Artist: Pavlov's Dog
Title: Fast Gun
Source: LP: Pampered Menial
Writer(s): David Surkamp
Pavlov's Dog, from St. Louis, Mo., was somewhat unusual in that they had not one, but two keyboardists in the band. In addition to keyboardists David Hamilton and Doug Rayburn, the group included vocalist David Surkamp, guitarist Steve Scorfina, bassist Rick Stockton, drummer Mike Safron, and violinist Siegfried Carver (born Richard Nadler) at the time they recorded their first album, Pampered Menial. The 1975 album was released briefly on the ABC label, then almost immediately on Columbia. Most of the songs on the album were written by either Surkamp or Scorfina, including Fast Gun, a Surkamp original. The band, despite numerous personnel changes, managed to record two more albums before disbanding in 1977. However, Columbia, citing poor sales on the first two LPs, chose not to release the third one.
Artist: J. Geils Band
Title: Magic's Mood
Source: Stereo 45 RPM single B side
Writer(s): Juke Joint Jimmy
My two favorite J. Geils Band tracks are both B sides featuring the harmonica playing of Magic Dick. Both Magic's Mood, from 1976, and 1971's Whammer Jammer are credited to Juke Joint Jimmy. Of course, this writing credit got me curious, so I did a little research and found out that Juke Joint Jimmy (sometimes spelled Jimmie) is actually a pseudonym created specifically for songs written by the entire band. So now I guess I can put Juke Joint Jimmy in the same class as Nanker Phelge and McGannahan Skjellyfetti.
Artist: Allman Brothers Band
Source: CD: Beginnings (originally released on LP: Idlewild South0
Writer(s): Dicky Betts
Label: Polydor (original label: Capricorn)
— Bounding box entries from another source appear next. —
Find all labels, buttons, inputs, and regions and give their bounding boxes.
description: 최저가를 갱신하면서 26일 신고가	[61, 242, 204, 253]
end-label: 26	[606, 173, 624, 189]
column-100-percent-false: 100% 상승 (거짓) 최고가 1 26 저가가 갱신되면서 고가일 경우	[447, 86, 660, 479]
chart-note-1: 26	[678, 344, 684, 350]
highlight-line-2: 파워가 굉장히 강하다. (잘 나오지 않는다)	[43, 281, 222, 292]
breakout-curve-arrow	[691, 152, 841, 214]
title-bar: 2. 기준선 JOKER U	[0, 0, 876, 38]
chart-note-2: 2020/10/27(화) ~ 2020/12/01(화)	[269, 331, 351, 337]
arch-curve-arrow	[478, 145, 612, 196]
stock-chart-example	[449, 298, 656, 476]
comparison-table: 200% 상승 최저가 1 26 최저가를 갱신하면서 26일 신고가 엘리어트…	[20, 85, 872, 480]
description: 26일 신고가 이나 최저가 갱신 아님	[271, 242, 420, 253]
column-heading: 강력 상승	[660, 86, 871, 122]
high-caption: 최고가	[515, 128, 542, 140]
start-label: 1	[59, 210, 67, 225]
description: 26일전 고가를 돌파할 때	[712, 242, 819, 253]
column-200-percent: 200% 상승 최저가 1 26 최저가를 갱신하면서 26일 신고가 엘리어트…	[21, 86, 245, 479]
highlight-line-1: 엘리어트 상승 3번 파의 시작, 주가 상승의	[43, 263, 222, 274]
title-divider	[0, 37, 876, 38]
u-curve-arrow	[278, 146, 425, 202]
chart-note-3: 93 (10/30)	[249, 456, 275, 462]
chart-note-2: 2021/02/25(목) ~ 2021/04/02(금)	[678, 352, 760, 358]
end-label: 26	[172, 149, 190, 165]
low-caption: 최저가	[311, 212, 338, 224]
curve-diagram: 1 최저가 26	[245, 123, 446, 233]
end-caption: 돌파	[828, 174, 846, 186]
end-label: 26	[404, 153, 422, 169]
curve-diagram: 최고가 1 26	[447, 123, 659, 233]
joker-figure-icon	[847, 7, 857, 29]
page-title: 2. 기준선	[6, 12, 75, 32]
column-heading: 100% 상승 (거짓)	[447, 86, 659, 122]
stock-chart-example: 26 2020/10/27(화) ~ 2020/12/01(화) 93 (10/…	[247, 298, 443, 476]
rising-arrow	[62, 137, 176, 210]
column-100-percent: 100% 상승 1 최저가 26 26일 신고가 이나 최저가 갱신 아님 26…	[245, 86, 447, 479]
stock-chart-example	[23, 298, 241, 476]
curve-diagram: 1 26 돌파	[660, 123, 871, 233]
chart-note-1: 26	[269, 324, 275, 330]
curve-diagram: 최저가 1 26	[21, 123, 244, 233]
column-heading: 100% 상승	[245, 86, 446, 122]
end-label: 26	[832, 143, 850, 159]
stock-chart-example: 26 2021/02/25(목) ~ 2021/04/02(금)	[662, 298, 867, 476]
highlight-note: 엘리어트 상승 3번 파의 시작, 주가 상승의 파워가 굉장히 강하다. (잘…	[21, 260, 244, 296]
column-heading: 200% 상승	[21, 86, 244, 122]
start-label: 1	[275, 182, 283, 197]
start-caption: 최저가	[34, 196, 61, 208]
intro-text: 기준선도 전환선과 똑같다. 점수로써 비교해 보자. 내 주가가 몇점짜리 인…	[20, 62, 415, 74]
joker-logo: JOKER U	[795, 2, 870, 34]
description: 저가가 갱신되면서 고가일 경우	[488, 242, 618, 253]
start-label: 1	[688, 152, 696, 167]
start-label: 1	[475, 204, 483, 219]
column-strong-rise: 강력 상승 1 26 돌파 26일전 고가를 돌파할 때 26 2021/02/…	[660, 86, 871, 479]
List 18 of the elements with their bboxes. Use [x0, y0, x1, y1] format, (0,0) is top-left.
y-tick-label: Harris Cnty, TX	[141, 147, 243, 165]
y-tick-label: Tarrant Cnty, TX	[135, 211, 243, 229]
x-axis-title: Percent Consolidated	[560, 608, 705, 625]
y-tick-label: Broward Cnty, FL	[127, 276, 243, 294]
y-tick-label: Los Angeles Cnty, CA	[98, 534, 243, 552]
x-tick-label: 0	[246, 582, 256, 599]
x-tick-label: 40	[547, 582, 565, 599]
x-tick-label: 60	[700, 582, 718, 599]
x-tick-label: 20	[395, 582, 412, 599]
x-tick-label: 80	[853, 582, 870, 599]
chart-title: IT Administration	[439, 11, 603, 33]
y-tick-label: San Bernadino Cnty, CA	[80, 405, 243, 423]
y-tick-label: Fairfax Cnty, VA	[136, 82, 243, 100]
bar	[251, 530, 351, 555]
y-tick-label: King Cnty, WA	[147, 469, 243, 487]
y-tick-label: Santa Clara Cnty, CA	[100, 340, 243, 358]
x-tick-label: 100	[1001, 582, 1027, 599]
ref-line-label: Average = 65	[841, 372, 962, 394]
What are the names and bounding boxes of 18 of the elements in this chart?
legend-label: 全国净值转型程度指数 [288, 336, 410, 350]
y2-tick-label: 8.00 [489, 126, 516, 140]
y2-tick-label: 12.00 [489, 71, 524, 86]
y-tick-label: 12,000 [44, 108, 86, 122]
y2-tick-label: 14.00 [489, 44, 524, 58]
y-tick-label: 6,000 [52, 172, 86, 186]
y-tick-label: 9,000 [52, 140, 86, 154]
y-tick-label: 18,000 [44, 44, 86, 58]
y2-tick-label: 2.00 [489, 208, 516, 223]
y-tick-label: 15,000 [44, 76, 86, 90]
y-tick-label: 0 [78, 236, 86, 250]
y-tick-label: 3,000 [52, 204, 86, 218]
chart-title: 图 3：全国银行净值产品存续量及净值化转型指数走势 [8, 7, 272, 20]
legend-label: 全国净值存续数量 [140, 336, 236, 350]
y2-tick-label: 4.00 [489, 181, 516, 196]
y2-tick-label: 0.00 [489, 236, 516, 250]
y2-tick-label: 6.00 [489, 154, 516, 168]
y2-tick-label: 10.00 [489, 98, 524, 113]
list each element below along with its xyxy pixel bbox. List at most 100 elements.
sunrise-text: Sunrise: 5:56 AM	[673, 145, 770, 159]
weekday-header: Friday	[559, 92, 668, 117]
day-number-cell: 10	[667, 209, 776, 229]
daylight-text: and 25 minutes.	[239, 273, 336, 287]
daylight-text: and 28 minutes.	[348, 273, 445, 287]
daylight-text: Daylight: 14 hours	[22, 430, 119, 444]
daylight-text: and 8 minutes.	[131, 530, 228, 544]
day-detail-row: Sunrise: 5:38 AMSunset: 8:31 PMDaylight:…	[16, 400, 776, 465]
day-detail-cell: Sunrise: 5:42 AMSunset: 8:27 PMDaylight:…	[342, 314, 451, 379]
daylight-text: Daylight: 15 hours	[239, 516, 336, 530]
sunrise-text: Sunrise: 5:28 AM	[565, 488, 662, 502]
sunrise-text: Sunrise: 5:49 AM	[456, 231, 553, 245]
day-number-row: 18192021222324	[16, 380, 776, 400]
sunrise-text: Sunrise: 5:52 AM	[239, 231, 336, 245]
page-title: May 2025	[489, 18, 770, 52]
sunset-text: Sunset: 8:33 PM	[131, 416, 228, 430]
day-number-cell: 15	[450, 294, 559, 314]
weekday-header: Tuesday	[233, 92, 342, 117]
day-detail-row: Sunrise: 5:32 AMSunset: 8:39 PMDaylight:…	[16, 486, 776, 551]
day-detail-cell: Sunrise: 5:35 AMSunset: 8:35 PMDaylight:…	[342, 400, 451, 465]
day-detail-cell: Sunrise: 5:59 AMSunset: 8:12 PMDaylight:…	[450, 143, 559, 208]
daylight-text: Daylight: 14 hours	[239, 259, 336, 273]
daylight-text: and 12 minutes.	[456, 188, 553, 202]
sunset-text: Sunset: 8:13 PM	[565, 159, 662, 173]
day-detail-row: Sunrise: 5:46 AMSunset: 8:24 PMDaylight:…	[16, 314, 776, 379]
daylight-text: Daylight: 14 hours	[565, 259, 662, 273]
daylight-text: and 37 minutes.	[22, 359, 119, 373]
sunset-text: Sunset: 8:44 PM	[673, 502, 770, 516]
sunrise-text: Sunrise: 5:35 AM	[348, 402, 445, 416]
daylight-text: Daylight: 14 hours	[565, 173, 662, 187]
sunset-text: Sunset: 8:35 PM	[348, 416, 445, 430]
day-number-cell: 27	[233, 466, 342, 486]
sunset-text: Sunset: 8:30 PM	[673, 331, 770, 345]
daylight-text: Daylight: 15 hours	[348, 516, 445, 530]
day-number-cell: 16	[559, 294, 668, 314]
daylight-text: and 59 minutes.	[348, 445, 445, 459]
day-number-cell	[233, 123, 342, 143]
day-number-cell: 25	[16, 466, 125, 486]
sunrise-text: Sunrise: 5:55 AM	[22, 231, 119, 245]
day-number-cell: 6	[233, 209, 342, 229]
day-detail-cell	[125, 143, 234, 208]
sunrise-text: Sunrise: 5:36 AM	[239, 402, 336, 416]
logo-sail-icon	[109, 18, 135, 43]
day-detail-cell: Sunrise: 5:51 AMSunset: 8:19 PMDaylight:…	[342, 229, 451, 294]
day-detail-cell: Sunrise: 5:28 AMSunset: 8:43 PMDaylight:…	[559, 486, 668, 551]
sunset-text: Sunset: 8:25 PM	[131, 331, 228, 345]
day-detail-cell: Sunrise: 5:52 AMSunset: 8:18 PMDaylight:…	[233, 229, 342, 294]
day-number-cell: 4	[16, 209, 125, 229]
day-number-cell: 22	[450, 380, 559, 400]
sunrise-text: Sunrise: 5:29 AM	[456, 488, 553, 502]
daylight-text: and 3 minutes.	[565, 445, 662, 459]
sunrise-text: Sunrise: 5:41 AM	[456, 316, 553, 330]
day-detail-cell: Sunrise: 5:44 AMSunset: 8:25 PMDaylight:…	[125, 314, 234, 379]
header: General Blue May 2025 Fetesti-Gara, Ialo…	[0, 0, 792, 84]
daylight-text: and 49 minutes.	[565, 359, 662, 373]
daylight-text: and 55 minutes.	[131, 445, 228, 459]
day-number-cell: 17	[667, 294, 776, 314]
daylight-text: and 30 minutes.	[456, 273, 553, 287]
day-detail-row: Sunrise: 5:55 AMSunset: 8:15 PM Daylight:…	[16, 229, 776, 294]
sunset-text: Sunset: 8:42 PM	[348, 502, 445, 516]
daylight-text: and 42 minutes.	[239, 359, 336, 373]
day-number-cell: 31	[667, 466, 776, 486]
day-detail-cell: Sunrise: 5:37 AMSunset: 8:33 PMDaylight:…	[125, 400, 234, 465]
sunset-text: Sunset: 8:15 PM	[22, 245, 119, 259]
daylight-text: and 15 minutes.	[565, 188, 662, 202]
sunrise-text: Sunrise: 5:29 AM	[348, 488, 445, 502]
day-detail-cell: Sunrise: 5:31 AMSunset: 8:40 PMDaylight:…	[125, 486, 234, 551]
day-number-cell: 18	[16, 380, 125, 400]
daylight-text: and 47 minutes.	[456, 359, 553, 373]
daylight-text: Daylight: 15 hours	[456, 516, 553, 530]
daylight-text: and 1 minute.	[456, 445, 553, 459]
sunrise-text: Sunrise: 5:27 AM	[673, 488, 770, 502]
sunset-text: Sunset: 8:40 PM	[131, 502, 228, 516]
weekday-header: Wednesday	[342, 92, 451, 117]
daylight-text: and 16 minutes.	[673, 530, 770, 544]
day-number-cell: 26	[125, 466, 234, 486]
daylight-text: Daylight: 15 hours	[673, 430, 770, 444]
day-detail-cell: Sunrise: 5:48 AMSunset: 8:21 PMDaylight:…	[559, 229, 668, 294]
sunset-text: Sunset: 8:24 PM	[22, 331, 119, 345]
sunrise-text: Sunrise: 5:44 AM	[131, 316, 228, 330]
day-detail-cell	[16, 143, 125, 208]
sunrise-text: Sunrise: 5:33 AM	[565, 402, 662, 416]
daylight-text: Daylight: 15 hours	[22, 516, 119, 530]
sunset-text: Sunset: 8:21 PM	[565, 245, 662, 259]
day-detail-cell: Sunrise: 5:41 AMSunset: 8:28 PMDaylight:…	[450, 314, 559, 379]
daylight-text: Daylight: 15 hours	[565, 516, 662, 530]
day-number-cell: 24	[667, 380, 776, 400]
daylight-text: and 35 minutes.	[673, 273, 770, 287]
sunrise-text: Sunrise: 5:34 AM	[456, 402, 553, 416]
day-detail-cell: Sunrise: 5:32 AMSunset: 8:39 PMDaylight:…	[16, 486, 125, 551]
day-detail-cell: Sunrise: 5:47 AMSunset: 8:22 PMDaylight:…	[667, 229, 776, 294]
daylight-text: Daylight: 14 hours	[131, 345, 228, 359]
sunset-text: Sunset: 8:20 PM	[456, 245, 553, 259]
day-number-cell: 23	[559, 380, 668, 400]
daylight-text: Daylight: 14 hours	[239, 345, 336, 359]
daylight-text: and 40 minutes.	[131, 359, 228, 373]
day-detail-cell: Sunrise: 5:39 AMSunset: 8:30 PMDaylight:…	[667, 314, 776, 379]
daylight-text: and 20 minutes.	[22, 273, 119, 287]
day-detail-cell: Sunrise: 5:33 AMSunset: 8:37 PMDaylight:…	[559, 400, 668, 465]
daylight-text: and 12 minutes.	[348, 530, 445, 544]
The second Allman Brothers band was the first to include songs written by guitarist Dicky Betts. One of those songs, Revival, was also issued as the first single from the album. Originally written as an instrumental, Revival is one of the most easily recognizable songs in the Allman Brothers' catalog, and was the band's first single to hit the Billboard Hot 100 chart, spending three weeks there.
Title: Round House Blues (live)
Source: British import CD: Definitive Collection
Label: Angel Air
Year: Recorded 1967, released 2000
Andromeda was one of the first bands that made music that can legitimately be called hard rock. The proof is in this 1967 recording from London's Round House Chalk Farm. I don't have any writing credits for Round House Blues, and the recording quality leaves a lot to be desired, but the energy level of the band (and John Du Cann's blistering guitar work) speaks for itself. Andromeda went on to record one proper LP before Du Cann left to join Atomic Rooster.
Title: Tightrope Ride
Source: Stereo 45 RPM single
Following the death of lead vocalist Jim Morrison in 1971, the remaining members of the Doors decided to carry on without him, releasing the album Other Voices later that year. Many of the tracks had actually been started before Morrison's death, with the hope being that he would return from Paris to complete the album. When that didn't happen, keyboardist Ray Manzarek and guitarist Robby Krieger ended up doing the vocals themselves. One single, Tightrope Ride, was released from the album. The tune features Manzarek on lead vocal.